Kakuyasu, an alcoholic beverage retailer, confirmed that although its year-on-year sales to businesses were down by 75.9 percent compared with May 2019, home-delivery sales to individuals were up by 45.9 percent.
Akiyoshi Saito, head of the mental health and welfare department at the Ofuna Enomoto Clinic in Kamakura, Kanagawa Prefecture, says memory lapses are one of several telltale signs of overindulgence in alcohol.
“It can lead to a vicious cycle of economic or physical loss, and a loss of people’s trust,” he warns.
After interviewing Saito, reporter Masato Haneda headed for a train station and briefly considered grabbing one for the road. However, he ends the article by admitting that he decided to “refrain.”
An unhappy new addition to the expanding lexicon of terms related to the pandemic is korona sagi,” or coronavirus-related fraud. Shukan Jitsuwa (July 23) reports that two new Osaka outfits have made it onto a list of 10 hangure (groups of quasi-gangsters) identified by police authorities.
“The hangure are not covered by existing legislation controlling yakuza,” a reporter at the national desk of a major newspaper said, adding that “young people tend to dislike the formalized hierarchical structure of the yakuza and prefer to tie up with hangure.”
A crackdown against yakuza has been in place in parts of six prefectures (including Hyogo, Kyoto, Osaka and Aichi), which prohibits more than five gang members from assembling in one place. Members of groups of quasi-gangsters, however, are not covered by this restriction.
Citing an article from Friday magazine, as early as January of this year, before the pandemic had spread to Japan, hangure are suspected of having teamed up with crime syndicates to buy up large quantities of surgical masks, which were sold for a handsome profit.
By the end of June, according to a police source, hangure groups were also suspected in defrauding elderly people out of the ¥100,000 relief payments provided by the government.

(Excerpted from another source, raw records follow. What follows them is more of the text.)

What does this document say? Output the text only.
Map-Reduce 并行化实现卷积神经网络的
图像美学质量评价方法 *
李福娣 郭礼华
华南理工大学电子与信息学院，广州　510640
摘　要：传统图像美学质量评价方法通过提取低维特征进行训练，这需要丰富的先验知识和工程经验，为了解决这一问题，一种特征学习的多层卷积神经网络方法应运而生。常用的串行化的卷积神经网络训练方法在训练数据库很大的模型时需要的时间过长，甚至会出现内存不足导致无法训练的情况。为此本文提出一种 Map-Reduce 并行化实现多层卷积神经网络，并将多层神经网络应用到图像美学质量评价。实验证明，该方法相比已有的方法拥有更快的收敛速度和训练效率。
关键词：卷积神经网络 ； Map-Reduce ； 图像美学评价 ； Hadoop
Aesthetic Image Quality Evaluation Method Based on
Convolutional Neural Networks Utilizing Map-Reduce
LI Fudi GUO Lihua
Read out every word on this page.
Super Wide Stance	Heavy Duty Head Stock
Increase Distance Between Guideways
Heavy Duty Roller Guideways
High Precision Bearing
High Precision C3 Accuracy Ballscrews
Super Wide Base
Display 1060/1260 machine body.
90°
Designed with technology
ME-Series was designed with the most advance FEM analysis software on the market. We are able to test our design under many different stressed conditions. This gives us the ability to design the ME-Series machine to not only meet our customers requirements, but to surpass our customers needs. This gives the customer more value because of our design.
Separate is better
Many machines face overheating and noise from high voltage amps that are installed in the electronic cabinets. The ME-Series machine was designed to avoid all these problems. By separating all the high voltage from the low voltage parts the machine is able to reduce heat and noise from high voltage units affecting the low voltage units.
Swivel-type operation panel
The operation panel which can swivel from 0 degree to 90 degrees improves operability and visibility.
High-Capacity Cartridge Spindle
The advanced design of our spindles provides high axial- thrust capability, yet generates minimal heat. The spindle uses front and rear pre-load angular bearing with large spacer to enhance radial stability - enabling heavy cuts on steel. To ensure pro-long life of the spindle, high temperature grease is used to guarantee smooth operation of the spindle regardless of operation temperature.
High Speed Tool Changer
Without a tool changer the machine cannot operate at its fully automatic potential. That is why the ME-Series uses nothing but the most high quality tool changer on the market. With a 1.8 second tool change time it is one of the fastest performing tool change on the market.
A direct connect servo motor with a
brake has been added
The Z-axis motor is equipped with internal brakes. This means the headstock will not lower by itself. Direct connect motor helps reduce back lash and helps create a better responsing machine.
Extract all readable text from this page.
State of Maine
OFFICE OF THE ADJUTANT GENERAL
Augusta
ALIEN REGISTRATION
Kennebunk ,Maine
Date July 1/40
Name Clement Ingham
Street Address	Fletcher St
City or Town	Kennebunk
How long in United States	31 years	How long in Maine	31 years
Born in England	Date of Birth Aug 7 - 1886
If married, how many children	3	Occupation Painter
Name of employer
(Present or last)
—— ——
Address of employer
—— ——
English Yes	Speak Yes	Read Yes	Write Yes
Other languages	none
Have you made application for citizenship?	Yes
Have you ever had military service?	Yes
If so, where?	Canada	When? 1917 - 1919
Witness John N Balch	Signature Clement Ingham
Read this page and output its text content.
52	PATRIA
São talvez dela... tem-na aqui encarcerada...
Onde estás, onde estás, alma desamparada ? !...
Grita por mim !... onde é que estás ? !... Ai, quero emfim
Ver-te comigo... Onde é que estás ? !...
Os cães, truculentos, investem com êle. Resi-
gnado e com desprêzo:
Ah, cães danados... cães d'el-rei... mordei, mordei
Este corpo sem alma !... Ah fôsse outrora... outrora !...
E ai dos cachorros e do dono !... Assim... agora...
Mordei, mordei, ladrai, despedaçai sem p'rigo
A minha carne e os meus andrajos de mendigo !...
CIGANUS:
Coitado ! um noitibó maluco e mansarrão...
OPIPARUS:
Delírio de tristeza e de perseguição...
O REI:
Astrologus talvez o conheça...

Osaka alone is believed to be home to as many as 50 hangure groups and, with restrictions on bars and other businesses gradually being loosened, they are expected to resurface and resume their nefarious activities.
With all those warnings and stay-home advisories, the first half of 2020 was definitely not a good time to open a new restaurant business.
Nevertheless, ANTCICADA opened last month in Tokyo’s Bakurocho neighborhood. As its name suggests, the restaurant specializes in dishes made with insects. Shukan Shincho (July 9) sent a reporter to review it.
Its ramen noodles are served in soup stock made with a ratio of 90 percent crickets and 10 percent shiitake mushrooms. Each bowl contains a concentrate equivalent to 100 crickets.
“Crickets taste vaguely like shrimp,” said proprietor Yuta Shinohara. “We use two domestically raised species of cricket. As they’re omnivorous, they may taste differently depending on what they were fed.”
A full-course meal at ANTCICADA, which includes beefsteak in a sauce made from bee grubs, costs ¥10,000.
Big in Japan is a weekly column that focuses on issues being discussed by domestic media organizations.